Sadly, it's also unreasonably poorly written. I genuinely checked multiple times to make sure it was the actual book I was looking for, and that I hadn't been misled as to the publisher. Then I checked if the book had been translated from a foreign language. It had not. I actually cannot get my head around how it made it to print with so many grammatical errors. Those errors might seem trivial but for the wall-of-text formatting and almost no chapter breaks.
I genuinely don't want this to discourage anyone from reading this book -- it is a compelling argument from someone that has clearly researched this topic exhaustively. Just be ready for a long slough through it.
'Professor Whitman does not dwell much on the differences in levels of crime and disorder in the three countries he studies, though he does mention sniffily that France recently gave birth to a democratic “law-and-order movement,” which suggests that there is some discontent among the citizenry despite the modish compassion of their political class. Recent anecdotal evidence from the former East Germany suggests that the Federal Republic, too, is no longer a paradise of order despite the dignity it affords to its prisoners. Yet every chapter of this book breathes disapproval of American harshness and a yearning for European continental mildness.'
Academic paper pushers usually get so self absorbed they start to see themselves as some sort of demi gods. And the more ignorant they are the more skillful are at captivating the attention of the uninformed.
Europe is somehow larger than France or Germany. Not that Bonaparte or Bismark would have disagreed with this bureaucrat, but a lot of people seem to see things more nuanced.
As for his comprehension of the States, well, what is the temperature now in USA? Many places with many views and many customs. Still, simple minds need simple realities, so Whitman knows "this" is American and "that" is Europe. Damn the rest of the world where the White folks are few!
Whitman has an interesting take on why we differ from Europeans in our willingness to imprison people for so long, for such a wide range of offenses. His answer, depressingly enough, is American egalitarianism: we "leveled down," purging our society of "aristocratic" mildness, while the Europeans "leveled up," extending mild punishment to all sectors of society. American harshness has deep roots, in Whitman's view, so we may be stuck with our current prison crisis for a long time.
NB: the editing is sloppy, which is distracting at times.

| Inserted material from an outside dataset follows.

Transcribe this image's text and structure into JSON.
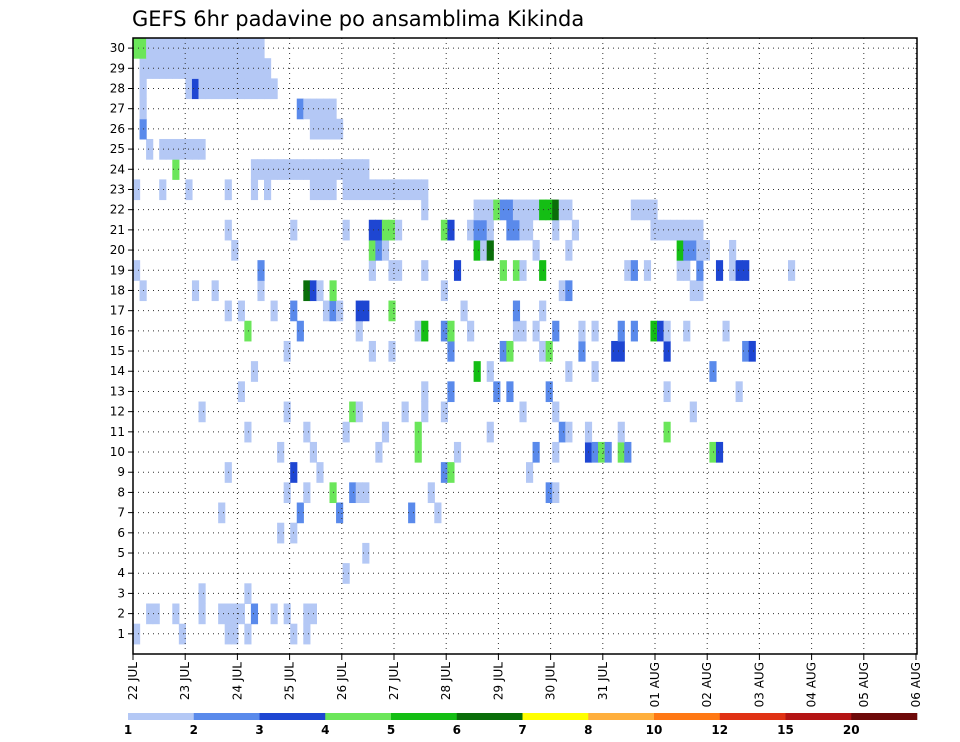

Why has the incarceration rate in the United States in 2006 reached 750 per 100 000 inhabitants when the average rate in Europe is 90 ? James Whitman offers some interesting theories to explain the phenomenon, some more convincing than others. He believes that harshness is ingrained in American culture. Highly debatable. This book should be read at the same time as Popular Justice, A History of American Criminal Justice, by Samuel Walker, which puts things in historical perspective.